What they saw in Soto, however, was a future big league hitter, who had the potential to hit for power once he developed.

“We think he’s the best left-handed hitter on the market,” DiPuglia explained after the Soto signing was announced.

“He understands using the whole field. And has good balance at the plate. You’re looking for guys that can hit and he’s got great makeup, too. And ultimately, we think he’s going to have some power.”

The first time that DiPuglia saw Soto, however, he wasn’t all that impressed with ... the pitcher.

“We saw him when he was probably 14 and a half years old as a left-handed pitcher,” DiPuglia told FBB’s Blake Finney last spring.

“Obviously, there wasn’t a lot to be excited about it there,” he added.

“And then my staff, Modesto Ulloa, Fausto Severino, and Casey McKeon, who also was going down there, we were on a trip and we saw him in the outfield and he still wasn’t a guy that lit you up out there, but we really liked what we saw at the plate, the way he could manipulate the bat, foul pole to foul pole, line drive, very highly-educated skillset on how to become a good hitter.

“We followed him and he got better and better and then to the point where we got a verbal deal in Fort Lauderdale at the stadium for the amount of money that we signed him for.”

Soto did, as DiPuglia has previously explained, get offered more than the $1.5M he got from the Nationals, but he signed with the club because he’d agreed to do so and given his word.

“We scouted him pretty intensely in the Dominican,” DiPuglia recounted in an MLB Network Radio interview in August of 2020, “and there was a showcase in Ft. Lauderdale, and I went over there to see him.

“And he was impressive, the way his at bats were, the way he tracked balls, the way he hit line drives foul pole to foul pole, so I was able to get him out of the game and put him in a batting cage in Ft. Lauderdale, which was kind of abandoned at that time, it’s since been knocked down, and there was a homeless person in there, I had to go in there and give him $20 to get him out of there so we could work [Soto] out. We worked him out and this guy was hitting balls like a bomb was coming off of a tank and we came to a verbal agreement.”
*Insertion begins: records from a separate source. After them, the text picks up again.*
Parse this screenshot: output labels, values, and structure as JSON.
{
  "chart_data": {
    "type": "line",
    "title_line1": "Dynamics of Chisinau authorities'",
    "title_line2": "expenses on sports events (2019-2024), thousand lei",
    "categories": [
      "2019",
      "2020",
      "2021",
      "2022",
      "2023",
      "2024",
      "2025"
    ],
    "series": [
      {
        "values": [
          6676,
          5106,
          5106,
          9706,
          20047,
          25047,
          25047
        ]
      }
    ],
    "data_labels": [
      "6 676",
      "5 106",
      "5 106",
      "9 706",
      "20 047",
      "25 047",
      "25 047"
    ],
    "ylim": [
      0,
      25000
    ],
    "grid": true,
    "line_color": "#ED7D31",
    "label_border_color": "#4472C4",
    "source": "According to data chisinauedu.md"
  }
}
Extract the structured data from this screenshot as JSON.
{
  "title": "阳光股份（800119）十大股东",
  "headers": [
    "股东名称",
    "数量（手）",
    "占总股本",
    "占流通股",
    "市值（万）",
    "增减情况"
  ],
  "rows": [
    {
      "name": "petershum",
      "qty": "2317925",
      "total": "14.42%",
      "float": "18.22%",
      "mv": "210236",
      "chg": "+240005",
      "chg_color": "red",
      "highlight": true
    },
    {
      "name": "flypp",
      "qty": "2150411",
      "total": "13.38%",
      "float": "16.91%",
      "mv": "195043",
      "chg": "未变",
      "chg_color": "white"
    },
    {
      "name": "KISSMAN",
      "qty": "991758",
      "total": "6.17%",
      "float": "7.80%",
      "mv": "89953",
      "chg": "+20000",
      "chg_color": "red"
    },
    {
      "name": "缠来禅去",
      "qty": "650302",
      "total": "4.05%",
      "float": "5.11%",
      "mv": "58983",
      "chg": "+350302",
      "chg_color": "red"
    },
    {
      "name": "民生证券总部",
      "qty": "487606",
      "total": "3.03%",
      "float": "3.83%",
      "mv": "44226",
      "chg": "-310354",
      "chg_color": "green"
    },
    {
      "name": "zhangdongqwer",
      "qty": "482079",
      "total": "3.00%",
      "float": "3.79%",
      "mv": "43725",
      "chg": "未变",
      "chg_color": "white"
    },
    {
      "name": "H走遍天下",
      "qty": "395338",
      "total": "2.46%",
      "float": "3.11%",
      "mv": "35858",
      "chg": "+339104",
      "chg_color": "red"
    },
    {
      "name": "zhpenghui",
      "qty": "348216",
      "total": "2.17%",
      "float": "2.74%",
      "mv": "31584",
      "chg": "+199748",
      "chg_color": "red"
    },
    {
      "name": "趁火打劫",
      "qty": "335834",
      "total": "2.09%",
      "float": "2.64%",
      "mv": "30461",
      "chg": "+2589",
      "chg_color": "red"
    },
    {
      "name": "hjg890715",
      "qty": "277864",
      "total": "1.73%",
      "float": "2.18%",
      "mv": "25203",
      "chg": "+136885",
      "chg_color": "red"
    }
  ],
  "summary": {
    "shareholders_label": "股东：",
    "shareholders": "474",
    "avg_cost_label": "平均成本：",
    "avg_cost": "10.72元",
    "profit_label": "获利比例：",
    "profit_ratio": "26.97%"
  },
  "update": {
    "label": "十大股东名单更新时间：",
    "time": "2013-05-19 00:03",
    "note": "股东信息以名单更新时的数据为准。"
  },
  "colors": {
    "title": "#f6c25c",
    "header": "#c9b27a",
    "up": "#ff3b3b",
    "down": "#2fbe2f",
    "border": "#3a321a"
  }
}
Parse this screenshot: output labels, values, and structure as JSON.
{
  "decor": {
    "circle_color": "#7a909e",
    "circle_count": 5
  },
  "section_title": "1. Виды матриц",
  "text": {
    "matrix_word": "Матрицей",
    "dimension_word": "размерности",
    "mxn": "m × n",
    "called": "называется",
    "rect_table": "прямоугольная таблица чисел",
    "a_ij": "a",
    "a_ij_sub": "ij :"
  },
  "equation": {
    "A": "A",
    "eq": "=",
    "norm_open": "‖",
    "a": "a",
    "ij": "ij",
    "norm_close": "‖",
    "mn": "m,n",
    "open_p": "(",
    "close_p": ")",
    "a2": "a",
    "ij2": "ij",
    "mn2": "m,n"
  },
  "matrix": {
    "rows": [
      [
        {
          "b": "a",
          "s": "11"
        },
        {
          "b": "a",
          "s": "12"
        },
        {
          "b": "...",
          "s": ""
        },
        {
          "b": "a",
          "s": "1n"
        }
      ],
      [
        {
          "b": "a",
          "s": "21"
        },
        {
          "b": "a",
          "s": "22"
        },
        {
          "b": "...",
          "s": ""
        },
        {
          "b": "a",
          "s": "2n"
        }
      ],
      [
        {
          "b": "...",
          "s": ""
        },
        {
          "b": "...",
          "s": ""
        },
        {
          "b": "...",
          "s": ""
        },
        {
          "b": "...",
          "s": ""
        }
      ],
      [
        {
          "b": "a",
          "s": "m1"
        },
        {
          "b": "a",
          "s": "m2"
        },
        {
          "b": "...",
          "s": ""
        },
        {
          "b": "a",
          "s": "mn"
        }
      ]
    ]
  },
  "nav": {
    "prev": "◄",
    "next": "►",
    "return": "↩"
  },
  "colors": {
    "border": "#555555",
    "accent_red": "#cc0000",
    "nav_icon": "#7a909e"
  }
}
But just a verbal agreement at that point, and DiPuglia wasn’t the only scout that saw Soto’s potential.

“When I came out Mike Russell (Detroit) and De Jon Watson (Arizona) were outside trying to figure out what was going on,” DiPuglia said of the other serious suitors for Soto’s services.

“And I told them to move on, that the deal was done, so they were a little too late on the evaluation.”

“Now De Jon works with me, De Jon works with the Nationals,” DiPuglia added of Watson, who has been a special assistant to Nationals’ GM Mike Rizzo since 2017, and was recently named the Nats’ new director of player development.

DiPuglia said that years later he still reminds Watson how that race to get Soto signed worked out.

“He brings it up all the time: ‘I offered that kid $2.5M and he signed with you for $1.5M, why did that happen?’”

“I go, ‘Once they give me a handshake they’re never going to go back on it.’”

What did DiPuglia see from Soto at 16 that made him confident enough to sign him?

“There’s a saying that a good friend of mine Rene Gayo always told me. He said ‘When you go to a ball field and you see a dog playing checkers, sign that guy.’

“I don’t know if you guys understand what I’m trying to tell you? Have you ever seen a dog playing checkers?

“That was Juan Soto the day we evaluated him in that Ft. Lauderdale stadium.”